Comment 2 Michal Linhard 2011-07-27 21:25:01 UTC

there's something very suspicious there:
all the traffic comes via JGroups replication channel:
19.7% - 811 s - 139,656 inv. org.infinispan.remoting.transport.jgroups.CommandAwareRpcDispatcher.handle
and almost none via netty server interface:
0.3% - 13,367 ms - 484 inv. org.infinispan.server.core.AbstractProtocolDecoder.messageReceived

my first suspect is hotrod client not routing properly - perf17 isn't getting any requests.

Comment 3 Michal Linhard 2011-07-28 07:59:20 UTC

in my laptop I ran 4 instances bound to test1-test4 and hotrod client routest to only two: test1 and test4
digging further ...

Comment 4 Galder Zamarreño 2011-07-28 08:02:43 UTC

I haven't checked the profiler data or anything but as a FYI: As noted in https://issues.jboss.org/browse/ISPN-1090?focusedCommentId=12612485&page=com.atlassian.jira.plugin.system.issuetabpanels:comment-tabpanel#comment-12612485, the virtual topologies sent back in this version of the protocol are not the most efficient and we have some improvements coming up in version 2.

Comment 5 Michal Linhard 2011-07-28 08:16:49 UTC

sending of the topologies shouldn't be a performance issue, they're sent only once per topology change, right ?

Comment 6 Galder Zamarreño 2011-07-28 08:25:01 UTC

Indeed. That's why I noted it as a FYI, cos I don't think it's particularly relevant here.

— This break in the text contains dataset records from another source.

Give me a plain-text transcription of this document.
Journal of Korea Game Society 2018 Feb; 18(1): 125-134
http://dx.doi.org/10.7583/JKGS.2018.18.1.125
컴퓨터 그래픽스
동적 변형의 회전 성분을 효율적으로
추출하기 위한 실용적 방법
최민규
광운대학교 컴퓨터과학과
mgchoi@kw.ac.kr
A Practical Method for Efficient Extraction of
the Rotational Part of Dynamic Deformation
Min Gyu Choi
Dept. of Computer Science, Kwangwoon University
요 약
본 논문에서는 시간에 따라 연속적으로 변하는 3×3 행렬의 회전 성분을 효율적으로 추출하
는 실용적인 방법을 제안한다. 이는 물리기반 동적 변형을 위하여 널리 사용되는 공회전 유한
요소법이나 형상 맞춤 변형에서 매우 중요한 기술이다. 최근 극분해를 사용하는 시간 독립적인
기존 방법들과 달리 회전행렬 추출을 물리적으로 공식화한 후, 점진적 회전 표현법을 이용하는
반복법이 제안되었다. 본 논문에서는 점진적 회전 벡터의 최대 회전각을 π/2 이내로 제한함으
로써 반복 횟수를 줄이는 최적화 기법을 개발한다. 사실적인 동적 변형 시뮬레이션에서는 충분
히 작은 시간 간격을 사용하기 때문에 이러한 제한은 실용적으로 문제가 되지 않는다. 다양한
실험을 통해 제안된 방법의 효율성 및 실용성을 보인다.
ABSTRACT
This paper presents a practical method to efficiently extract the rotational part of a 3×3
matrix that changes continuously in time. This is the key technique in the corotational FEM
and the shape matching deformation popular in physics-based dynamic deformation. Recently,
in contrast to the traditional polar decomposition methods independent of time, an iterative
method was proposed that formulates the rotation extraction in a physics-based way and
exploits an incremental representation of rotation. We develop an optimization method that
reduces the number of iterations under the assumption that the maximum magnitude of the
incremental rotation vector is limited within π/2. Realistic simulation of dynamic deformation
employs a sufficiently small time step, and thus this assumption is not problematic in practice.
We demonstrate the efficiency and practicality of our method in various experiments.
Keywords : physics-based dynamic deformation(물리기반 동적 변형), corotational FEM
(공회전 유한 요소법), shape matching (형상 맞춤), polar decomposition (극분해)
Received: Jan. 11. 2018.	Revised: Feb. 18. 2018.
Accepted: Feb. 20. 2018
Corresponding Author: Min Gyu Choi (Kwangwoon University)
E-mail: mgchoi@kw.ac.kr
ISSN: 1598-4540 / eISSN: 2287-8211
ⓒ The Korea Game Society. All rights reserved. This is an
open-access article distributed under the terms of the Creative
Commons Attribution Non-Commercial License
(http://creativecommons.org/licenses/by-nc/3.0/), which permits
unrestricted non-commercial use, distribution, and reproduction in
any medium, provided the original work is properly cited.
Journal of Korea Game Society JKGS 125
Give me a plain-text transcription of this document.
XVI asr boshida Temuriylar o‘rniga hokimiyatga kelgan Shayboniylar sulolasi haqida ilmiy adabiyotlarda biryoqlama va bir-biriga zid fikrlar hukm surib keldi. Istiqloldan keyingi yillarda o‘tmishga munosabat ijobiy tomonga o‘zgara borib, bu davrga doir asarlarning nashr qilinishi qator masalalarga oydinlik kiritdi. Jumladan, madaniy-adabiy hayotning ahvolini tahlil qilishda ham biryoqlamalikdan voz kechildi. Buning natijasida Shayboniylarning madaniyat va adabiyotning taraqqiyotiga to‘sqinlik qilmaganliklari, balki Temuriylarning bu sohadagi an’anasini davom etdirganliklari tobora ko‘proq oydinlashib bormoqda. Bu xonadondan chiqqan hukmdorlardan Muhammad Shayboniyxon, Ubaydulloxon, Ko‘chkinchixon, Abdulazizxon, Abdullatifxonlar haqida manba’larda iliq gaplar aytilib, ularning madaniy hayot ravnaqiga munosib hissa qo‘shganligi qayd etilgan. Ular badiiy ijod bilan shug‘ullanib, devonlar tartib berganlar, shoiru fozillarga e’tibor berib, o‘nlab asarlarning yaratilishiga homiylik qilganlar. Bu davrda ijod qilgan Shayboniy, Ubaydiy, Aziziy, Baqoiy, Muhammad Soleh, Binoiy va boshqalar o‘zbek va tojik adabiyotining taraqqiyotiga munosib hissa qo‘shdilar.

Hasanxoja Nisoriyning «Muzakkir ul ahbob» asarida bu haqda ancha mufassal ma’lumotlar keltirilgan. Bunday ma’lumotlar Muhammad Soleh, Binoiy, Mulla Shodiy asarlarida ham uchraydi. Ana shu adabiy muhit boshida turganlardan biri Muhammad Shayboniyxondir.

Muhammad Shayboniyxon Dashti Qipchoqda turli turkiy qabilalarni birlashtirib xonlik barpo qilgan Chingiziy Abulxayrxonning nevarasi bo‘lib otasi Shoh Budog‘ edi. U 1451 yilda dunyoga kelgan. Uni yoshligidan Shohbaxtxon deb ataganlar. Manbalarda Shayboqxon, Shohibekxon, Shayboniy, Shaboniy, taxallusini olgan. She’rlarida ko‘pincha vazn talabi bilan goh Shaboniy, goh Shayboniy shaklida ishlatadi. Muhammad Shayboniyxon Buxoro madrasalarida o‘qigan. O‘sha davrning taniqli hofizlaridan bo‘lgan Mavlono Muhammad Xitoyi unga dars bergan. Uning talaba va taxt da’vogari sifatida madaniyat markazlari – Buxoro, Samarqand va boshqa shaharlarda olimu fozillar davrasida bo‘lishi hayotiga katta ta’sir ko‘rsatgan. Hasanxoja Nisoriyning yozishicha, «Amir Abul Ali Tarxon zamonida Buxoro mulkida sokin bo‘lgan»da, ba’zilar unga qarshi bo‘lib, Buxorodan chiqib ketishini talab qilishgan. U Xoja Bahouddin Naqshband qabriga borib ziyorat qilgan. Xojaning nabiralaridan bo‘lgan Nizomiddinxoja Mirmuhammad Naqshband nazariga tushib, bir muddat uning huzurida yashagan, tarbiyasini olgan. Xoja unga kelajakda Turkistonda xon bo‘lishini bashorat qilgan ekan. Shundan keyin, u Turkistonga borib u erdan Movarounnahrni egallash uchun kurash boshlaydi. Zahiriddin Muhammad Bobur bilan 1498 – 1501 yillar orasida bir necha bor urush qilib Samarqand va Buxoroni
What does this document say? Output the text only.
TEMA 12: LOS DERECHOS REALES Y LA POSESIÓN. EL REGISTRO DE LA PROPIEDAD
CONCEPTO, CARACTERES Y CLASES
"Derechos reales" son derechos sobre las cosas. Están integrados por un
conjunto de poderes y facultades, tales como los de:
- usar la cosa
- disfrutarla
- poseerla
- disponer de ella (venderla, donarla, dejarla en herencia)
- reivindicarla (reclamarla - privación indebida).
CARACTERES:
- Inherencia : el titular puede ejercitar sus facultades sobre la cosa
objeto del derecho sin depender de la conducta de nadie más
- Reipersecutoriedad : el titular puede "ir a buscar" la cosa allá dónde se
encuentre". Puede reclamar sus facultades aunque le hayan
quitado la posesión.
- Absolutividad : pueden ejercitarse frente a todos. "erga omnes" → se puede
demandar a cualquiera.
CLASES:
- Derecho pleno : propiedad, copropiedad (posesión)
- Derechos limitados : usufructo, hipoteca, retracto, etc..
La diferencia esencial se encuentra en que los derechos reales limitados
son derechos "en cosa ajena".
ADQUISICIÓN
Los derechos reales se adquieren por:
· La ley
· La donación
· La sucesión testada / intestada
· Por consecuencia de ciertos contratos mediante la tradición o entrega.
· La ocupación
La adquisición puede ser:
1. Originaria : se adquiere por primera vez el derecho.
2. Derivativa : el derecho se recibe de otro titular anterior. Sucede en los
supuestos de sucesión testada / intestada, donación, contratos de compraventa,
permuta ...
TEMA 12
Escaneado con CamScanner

If topology was been sent too often, you'd be able to spot by too many calls in HotRodEncoder to writeHashTopologyHeader() method.

Comment 7 Michal Linhard 2011-07-28 09:03:02 UTC

Link: Added: This issue depends ISPN-1273

Comment 8 Michal Linhard 2011-07-28 09:22:24 UTC

the performance effect of ISPN-1273 is clear to me now:
hot rod client gets only last hash id for each server - this means hash ids are likely to end up very closely to each other on the hash wheel - which means picking the first two ones from whatever server count.

this means hotrod client contacts only two of the four servers -> ending up with very inefficient unnecessary network hopping.

Comment 9 Galder Zamarreño 2011-08-02 07:01:46 UTC

ISPN-1273 is resolved now, so this should be closed?

Comment 10 Michal Linhard 2011-08-02 08:03:38 UTC

I'm gonna try a run with snapshot and then I'll close it...

Comment 11 Anne-Louise Tangring 2011-09-26 19:41:26 UTC

Docs QE Status: Removed: NEW